As part of the City’s efforts to curb the use of tobacco products, the BACP Tobacco Unit and Tobacco Sales to Minors team conduct investigations in response to complaints of all e-cigarette retailers and vaping lounges, in addition to tobacco retailers. In light of a recent ordinance prohibiting the sale of flavored tobacco within 500 feet of a high school, BACP cited 16 retailers for selling e-cigarette liquids and products to minors. Last year, the Tobacco Sales To Minors team investigated 1,237 tobacco retailers, finding 13% out of compliance and issuing 165 citations.
Distribution of tobacco product samples is one way the tobacco industry has made their products more appealing to youth. In prohibiting the distribution of samples, the City’s ordinance eliminates the legal sampling of other tobacco products at qualified adult facilities, which is not otherwise banned under federal law. Counter-advertising and limiting sampling aims to give real facts about tobacco in the face of generations of misleading information from the industry and to limit youth exposure to harmful products.

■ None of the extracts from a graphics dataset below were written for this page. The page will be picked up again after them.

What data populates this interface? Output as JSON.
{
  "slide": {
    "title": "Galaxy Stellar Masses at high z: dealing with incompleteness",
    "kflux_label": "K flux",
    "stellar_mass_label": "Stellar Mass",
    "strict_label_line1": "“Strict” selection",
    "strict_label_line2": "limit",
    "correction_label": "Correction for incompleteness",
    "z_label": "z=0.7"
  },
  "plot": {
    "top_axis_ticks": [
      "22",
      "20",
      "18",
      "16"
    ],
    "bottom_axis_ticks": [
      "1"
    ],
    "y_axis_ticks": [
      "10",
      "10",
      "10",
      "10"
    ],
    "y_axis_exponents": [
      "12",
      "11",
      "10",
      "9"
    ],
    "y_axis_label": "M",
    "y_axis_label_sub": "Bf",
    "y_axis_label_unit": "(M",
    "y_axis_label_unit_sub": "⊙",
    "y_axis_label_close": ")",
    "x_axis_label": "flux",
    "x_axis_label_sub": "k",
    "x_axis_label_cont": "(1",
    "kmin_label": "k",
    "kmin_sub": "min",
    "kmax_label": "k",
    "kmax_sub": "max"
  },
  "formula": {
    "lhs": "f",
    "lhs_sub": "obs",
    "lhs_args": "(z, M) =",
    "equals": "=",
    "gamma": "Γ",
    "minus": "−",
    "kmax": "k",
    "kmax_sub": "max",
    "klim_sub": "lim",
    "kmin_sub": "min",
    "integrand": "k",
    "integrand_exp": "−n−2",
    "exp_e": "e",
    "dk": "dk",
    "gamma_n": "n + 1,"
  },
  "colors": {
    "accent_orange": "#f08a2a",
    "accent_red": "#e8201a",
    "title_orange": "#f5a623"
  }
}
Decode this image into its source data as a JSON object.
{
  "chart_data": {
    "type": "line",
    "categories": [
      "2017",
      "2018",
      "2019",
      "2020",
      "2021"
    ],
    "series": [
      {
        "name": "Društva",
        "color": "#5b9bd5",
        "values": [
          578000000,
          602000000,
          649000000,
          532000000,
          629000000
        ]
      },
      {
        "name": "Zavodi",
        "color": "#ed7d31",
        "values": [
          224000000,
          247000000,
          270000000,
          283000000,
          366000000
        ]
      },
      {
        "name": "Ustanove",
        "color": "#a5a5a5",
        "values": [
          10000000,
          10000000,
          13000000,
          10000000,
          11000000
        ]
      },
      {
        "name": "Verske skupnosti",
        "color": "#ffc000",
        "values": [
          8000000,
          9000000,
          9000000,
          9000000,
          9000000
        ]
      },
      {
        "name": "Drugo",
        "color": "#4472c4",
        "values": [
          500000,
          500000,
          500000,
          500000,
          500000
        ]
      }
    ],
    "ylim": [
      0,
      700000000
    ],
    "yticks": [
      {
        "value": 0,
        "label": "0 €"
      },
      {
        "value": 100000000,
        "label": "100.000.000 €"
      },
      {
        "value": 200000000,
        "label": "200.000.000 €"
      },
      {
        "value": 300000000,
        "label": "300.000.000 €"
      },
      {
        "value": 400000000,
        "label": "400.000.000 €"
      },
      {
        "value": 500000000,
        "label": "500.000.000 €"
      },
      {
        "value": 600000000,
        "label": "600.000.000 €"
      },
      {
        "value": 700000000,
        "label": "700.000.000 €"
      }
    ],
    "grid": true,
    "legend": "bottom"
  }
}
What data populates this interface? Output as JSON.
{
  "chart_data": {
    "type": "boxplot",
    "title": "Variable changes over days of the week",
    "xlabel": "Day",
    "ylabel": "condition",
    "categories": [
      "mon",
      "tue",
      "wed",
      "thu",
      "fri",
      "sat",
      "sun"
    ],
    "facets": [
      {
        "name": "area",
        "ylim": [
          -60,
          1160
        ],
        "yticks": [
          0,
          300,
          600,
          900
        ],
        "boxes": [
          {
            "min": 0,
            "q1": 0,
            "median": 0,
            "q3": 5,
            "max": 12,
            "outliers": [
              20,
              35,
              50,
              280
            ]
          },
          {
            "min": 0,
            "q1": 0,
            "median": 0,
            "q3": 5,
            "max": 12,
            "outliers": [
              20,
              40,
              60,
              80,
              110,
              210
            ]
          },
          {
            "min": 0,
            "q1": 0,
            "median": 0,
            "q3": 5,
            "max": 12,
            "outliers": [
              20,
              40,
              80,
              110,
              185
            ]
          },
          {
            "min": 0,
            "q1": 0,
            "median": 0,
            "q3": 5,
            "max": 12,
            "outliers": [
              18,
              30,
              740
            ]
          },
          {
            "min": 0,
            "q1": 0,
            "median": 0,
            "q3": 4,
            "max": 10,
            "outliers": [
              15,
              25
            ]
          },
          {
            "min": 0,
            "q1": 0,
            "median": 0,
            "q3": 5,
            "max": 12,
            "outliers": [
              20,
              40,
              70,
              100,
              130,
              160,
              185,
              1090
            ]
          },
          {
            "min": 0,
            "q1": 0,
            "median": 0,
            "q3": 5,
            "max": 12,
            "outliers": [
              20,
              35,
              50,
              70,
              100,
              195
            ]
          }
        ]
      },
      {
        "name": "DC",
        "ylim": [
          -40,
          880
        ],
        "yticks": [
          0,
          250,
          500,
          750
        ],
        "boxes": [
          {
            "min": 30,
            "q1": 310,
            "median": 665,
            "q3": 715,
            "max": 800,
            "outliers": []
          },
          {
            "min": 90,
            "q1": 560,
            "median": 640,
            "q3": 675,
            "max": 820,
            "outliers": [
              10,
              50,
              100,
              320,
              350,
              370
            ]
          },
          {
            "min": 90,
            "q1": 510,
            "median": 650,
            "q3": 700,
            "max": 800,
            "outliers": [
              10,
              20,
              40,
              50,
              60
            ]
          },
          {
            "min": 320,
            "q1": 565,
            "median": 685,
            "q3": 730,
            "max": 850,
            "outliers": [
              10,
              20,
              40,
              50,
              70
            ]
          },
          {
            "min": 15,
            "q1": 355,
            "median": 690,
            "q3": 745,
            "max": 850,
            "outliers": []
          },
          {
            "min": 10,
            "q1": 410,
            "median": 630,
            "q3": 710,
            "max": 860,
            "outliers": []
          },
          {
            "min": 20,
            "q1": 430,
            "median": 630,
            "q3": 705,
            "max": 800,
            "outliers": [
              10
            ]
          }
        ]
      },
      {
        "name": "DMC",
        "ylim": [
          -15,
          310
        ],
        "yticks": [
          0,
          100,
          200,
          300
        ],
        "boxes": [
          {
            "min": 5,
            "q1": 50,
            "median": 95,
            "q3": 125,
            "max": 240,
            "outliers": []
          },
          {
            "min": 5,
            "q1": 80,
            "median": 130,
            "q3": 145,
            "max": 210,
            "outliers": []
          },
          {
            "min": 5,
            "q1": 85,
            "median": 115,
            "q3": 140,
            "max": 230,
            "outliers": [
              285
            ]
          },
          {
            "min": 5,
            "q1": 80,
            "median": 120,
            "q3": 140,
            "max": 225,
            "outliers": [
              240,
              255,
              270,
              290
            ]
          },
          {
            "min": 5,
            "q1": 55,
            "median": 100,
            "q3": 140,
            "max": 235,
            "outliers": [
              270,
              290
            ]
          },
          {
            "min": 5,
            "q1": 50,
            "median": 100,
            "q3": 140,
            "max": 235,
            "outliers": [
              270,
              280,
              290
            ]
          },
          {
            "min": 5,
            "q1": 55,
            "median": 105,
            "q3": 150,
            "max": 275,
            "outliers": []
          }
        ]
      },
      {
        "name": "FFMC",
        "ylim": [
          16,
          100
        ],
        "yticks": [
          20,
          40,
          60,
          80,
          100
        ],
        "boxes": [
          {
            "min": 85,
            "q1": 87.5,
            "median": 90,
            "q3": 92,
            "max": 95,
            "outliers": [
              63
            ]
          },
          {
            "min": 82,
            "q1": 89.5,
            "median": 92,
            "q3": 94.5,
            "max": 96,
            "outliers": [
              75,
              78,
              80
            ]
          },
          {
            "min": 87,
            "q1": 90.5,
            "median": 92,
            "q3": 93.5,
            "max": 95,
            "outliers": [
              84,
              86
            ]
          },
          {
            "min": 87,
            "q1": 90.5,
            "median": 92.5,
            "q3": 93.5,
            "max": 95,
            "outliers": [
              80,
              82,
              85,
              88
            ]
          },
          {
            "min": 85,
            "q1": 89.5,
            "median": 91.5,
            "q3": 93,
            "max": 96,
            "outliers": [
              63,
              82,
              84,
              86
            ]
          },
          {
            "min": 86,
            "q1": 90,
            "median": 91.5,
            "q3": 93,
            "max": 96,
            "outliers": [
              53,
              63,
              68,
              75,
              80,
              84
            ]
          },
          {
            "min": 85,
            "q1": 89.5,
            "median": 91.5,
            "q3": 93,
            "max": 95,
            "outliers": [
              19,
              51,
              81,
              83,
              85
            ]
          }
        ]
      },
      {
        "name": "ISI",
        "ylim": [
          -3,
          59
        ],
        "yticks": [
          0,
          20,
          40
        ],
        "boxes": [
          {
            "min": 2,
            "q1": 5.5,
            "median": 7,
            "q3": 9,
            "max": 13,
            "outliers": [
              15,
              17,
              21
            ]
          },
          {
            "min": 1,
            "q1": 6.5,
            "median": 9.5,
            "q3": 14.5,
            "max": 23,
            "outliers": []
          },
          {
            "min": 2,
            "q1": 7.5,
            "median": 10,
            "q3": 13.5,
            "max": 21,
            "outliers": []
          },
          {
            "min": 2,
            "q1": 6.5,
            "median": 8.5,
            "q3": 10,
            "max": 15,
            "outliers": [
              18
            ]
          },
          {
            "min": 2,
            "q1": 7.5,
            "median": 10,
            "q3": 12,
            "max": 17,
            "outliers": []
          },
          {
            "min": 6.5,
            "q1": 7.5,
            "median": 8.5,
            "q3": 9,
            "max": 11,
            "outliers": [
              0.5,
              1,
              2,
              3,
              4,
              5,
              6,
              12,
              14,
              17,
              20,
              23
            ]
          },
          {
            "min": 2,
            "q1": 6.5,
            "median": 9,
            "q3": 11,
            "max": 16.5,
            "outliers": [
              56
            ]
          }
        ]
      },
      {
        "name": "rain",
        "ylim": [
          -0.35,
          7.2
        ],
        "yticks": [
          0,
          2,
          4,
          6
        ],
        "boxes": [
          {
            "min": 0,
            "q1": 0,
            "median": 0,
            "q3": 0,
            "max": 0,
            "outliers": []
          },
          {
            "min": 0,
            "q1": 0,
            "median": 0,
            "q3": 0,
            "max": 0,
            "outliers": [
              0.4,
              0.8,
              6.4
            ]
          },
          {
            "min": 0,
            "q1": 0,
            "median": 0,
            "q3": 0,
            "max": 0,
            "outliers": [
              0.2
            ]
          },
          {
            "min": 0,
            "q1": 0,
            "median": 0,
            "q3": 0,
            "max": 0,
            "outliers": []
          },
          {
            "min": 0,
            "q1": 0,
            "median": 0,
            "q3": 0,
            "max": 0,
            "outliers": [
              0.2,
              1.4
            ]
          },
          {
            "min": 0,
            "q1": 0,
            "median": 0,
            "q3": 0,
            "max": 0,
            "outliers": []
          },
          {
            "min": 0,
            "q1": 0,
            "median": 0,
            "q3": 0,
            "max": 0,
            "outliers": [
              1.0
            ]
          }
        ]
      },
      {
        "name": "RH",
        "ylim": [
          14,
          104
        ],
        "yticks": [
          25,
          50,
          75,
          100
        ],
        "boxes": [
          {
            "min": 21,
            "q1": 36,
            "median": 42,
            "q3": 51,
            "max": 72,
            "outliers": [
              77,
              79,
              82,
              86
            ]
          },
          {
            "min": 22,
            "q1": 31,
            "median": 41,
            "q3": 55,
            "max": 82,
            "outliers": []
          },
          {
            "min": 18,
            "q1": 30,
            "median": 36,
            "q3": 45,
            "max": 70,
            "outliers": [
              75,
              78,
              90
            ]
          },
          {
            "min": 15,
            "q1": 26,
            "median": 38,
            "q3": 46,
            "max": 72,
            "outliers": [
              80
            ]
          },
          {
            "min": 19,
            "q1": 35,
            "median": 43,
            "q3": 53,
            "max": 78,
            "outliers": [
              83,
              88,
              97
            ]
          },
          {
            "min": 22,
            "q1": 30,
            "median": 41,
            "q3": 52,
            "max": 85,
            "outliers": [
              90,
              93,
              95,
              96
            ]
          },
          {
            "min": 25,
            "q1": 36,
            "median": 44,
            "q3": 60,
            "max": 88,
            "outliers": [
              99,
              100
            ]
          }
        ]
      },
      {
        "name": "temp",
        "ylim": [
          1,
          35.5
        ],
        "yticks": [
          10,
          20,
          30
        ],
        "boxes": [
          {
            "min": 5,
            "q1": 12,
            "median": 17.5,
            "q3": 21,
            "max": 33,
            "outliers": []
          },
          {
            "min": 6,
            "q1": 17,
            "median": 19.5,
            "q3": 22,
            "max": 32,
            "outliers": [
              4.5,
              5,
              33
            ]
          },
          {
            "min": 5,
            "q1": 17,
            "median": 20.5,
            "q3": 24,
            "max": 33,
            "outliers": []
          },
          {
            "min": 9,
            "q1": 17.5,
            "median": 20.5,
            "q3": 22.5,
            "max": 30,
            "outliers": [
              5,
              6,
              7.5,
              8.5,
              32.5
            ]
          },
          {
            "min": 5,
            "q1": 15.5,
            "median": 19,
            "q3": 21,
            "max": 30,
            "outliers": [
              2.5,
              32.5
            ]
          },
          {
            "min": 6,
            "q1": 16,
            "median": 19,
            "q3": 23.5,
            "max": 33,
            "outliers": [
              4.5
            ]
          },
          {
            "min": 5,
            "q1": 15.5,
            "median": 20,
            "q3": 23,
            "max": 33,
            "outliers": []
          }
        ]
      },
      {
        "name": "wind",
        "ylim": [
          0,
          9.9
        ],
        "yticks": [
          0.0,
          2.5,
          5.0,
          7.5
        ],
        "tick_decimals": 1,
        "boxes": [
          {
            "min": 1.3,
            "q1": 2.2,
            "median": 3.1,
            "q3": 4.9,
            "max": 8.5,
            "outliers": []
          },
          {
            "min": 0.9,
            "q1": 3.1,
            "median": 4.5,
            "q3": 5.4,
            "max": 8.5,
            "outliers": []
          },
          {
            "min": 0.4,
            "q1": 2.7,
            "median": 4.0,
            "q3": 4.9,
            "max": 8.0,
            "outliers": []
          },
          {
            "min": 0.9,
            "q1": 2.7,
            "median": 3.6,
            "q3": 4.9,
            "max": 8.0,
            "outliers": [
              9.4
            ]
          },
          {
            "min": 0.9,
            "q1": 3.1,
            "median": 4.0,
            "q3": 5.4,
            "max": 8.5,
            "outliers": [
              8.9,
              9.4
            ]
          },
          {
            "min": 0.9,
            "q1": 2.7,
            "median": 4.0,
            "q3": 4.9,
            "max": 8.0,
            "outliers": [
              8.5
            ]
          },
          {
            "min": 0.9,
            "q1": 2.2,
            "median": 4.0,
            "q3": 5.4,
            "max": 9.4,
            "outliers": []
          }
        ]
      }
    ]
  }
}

This effort builds on a series of steps Mayor Emanuel has taken to stand up to Big Tobacco and reduce children’s use of tobacco products. Under his leadership, the City incorporated e-cigarettes as part of the Clean Indoor Air Ordinance, became the first big city to impose a tax on e-cigarettes, raised the tobacco purchasing age to 21, banned the sale of flavored tobacco near high schools and banned redemption of tobacco coupons, among numerous other initiatives.